Suche die Unterschiede! Das ist wohl das beliebteste Gesellschaftsspiel, welches wir schon von jung auf erlernen. Im Kindergarten scheiden wir uns so in Mädchen und Knaben, dann differenzieren wir Blond- von Schwarzhaarigen, schliesslich Hellhäutige von Farbigen. Und immer stellt sich die Frage: Wo gehöre ich dazu? Im besten Fall führt dies zu Freundschaften und Gruppenbildungen, im schlechtesten zu Ausgrenzung, Sexismus und Rassismus.
Ich bin kein Rassist – das sagen die meisten Menschen von sich. Doch wir seien alle Rassisten, sagt der US-amerikanische Historiker und Universitätsprofessor Ibram X. Kendi (38, «Gebrandmarkt»). Und er nahm sich bis vor kurzem nicht aus, ist jetzt aber geläutert. Denn letztes Jahr veröffentlichte Kendi die Anleitung «How To Be An Antiracist», die wochenlang auf Platz 1 der «New York Times»-Bestsellerliste stand und nun in deutscher Übersetzung vorliegt.
Antirassismus ist für Kendi das Gebot der Stunde, denn «das Gegenteil von ‹rassistisch› ist nicht ‹nichtrassistisch›, sondern ‹antirassistisch›». Im Kampf gegen Rassismus gebe es keine Neutralität. «Der einzige Weg, gegen Rassismus vorzugehen, besteht darin, ihn konsequent aufzuzeigen und zu beschreiben – und ihn dann abzubauen.» Und Kendi benennt Formulierungen, die Unter- oder Überlegenheit einzelner Ethnien zum Ausdruck bringen: «schwache Ureinwohner» etwa oder «wütende schwarze Frauen», «unterwürfige Asiaten», «terroristische Araber» und «Weisse sind Teufel».
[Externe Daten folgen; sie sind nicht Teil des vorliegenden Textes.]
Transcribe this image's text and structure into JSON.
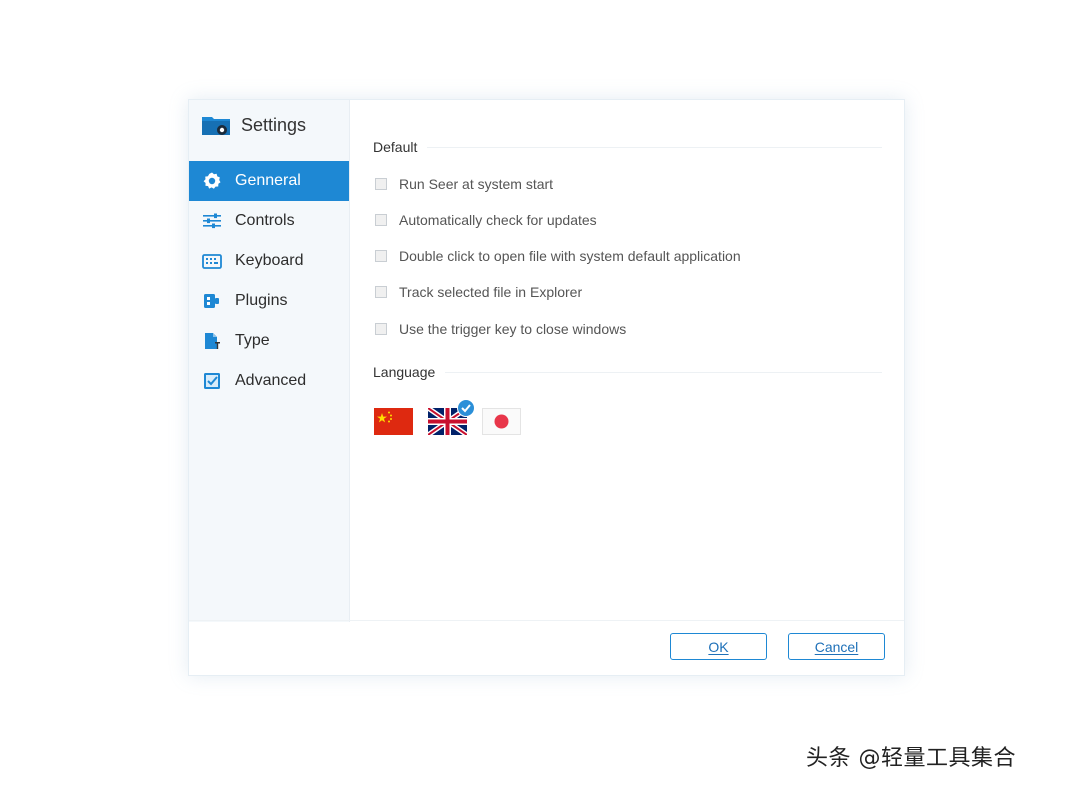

Ja, Rassismus ist für Kendi in jeder Richtung verwerflich. Für den schwarzen New Yorker und Gründungsdirektor des Antiracist Research and Policy Center ist klar: «Das Verhalten rassistischer weisser Einzelpersonen zu verallgemeinern und auf alle Weissen zu übertragen, ist so gefährlich, wie Fehler einzelner Personen of Color auf ganze Race-Kategorien zu übertragen.» Schliesslich war es der weisse Präsident Lyndon B. Johnson (1908–1973), der 1964 mit dem Civil Rights Act die Rassentrennung in den USA für illegal erklärte.
Trotz dieser verfassungsmässigen Änderung ist Rassismus dort und anderswo heute wieder weiter verbreitet denn je. «Was wäre, wenn wir Rassismus so behandeln würden, wie wir Krebs behandeln?», schreibt Kendi, der selber kürzlich an Darmkrebs erkrankt war und davon geheilt werden konnte. Den Körper des Gemeinwesens mit einer Immuntherapie der antirassistischen Politik behandeln, die die Tumore der rassistischen Ungleichheit schrumpfen lasse – so sieht Kendis Methode aus.
«Diese Welt kann Wirklichkeit werden, wenn wir uns auf Machtverhältnisse anstatt auf Personen konzentrieren, wenn wir uns darauf konzentrieren, nicht eine bestimmte Gruppe Menschen, sondern die Politik zu verändern», schreibt Kendi. «Eine antirassistische Welt ist möglich, wenn wir unseren Zynismus überwinden und aufhören zu glauben, dass Rassismus ewig bestehen wird.» Eines ist gewiss: Nach dieser Lektüre handelt man gleichwertiger und weniger gleichgültig.